Il existe aussi en d’autres domaines des auteurs, en particulier en histoire, qui se trouvent écrasés par le poids du silence médiatique. Bernard Lugan est de ceux-là.
Cet authentique spécialiste de l’Afrique se trouve interdit des grandes antennes.
L’Afrique défraie pourtant l’actualité.
Faut-il parler du Mali, du Soudan, de la guerre qui ravage la région des Grands lacs ?
Le public serait en droit d’entendre les analyses de ce chercheur.
Universitaire, professeur à l’École de guerre à Paris, prodiguant son savoir à l’École de Saint-Cyr Coëtquidan, conférencier à l’IHEDN (Institut des hautes études de défense nationale), expert pour le Rwanda auprès du Tribunal pénal international, maître de conférences à l’université de Lyon-III, auteur d’une bonne quinzaine de livres consacrés à l’Afrique, Bernard Lugan a un CV éminemment respectable.

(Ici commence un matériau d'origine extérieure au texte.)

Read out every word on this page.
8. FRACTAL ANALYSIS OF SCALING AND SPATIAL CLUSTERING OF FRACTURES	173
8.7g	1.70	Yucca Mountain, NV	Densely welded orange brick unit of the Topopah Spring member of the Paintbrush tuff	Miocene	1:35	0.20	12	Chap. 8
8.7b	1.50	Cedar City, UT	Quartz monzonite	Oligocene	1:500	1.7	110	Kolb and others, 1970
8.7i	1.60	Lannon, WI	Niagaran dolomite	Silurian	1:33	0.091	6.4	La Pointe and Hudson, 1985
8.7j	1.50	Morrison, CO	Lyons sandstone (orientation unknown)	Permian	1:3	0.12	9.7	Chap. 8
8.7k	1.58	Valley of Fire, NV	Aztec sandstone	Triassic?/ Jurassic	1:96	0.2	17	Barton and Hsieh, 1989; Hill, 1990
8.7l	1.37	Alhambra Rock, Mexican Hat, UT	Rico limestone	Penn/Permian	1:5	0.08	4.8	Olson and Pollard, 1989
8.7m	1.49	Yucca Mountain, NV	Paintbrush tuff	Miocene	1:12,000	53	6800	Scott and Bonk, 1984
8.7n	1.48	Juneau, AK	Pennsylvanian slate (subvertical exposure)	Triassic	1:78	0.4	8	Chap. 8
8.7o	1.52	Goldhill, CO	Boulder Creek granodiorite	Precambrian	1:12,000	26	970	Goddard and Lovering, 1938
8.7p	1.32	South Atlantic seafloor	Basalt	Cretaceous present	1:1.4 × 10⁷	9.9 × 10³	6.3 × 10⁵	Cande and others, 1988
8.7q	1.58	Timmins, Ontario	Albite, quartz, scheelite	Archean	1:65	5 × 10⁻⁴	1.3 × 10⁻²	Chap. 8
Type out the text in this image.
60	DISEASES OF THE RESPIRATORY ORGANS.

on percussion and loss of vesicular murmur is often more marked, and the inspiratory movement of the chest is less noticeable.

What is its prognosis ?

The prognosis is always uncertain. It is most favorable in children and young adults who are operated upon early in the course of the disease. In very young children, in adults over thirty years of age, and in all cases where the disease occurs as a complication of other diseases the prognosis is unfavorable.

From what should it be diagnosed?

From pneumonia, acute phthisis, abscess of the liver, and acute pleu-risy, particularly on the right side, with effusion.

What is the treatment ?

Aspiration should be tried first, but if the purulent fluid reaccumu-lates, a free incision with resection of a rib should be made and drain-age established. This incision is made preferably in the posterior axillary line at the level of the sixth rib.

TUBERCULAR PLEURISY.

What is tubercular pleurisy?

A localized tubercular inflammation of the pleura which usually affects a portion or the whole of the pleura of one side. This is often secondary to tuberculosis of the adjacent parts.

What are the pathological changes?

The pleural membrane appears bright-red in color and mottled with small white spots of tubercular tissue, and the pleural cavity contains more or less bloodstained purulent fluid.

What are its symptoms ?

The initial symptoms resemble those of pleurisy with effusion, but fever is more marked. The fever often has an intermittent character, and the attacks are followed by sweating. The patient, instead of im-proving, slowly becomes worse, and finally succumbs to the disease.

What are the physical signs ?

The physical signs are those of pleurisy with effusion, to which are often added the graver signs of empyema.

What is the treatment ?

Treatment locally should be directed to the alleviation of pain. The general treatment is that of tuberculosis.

Il est l’objet d’une étonnante contradiction. D’une part, les autorités militaires prêtent une oreille attentive à ses analyses : la connaissance d’un long passé explique l’origine de bien des conflits.
D’autre part, il se trouve condamné au silence du fait d’avoir eu l’impudence d’appeler un chat un chat. Il eut ainsi l’audace de transgresser les frontières du politiquement correct en évoquant la déplorable question de la traite négrière. Il montrait que le commerce des esclaves fut une pratique commune sur le continent noir, organisé par des potentats locaux bien avant l’arrivée des Européens.
Lugan aggravait encore son cas en montrant que ce négoce était pratiqué par des négriers arabes.
Dans l’un de ses précédents ouvrages, God Bless Africa, cet amoureux du continent noir montrait que les puissances coloniales ne s’étaient pas enrichies de la sueur et du sang des colonisés, qu’à la suite de la décolonisation, les chefs d’État ayant accédé à l’indépendance sont largement devenus responsables de la lamentable situation de leurs nations.
Il montrait alors que les frontières héritées de la colonisation ont créé des États arbitraires dessinés à coups de règle sur les cartes, faisant fi des réalités linguistiques et ethniques.
Aujourd’hui, Bernard Lugan entreprend la lourde tâche de rapporter, des origines à nos jours, les guerres d’Afrique.
L’histoire de l’Europe fut marquée par d’incessants conflits ; l’Afrique n’échappe pas à la règle. Des empires se créèrent, d’autres disparurent.
Avec les indépendances, le continent s’effondra dans un collapsus généralisé et fut emporté par d’innombrables conflits ethnico-religieux.
L’un des grands mérites de ce livre est l’analyse glaciale des événements. Bernard Lugan raconte, se gardant bien de prendre une position idéologique, ce qui donne à son texte un aspect parfois austère.
En véritable pédagogue, il décrit la réalité du terrain, en montre toutes les ambiguïtés. Un bon dessin valant mieux qu’un long discours, il appareille son ouvrage de nombreuses cartes.
Voici un livre de référence où le lecteur est à même de saisir l’ensemble des conflits actuels qui embrasent ce malheureux continent.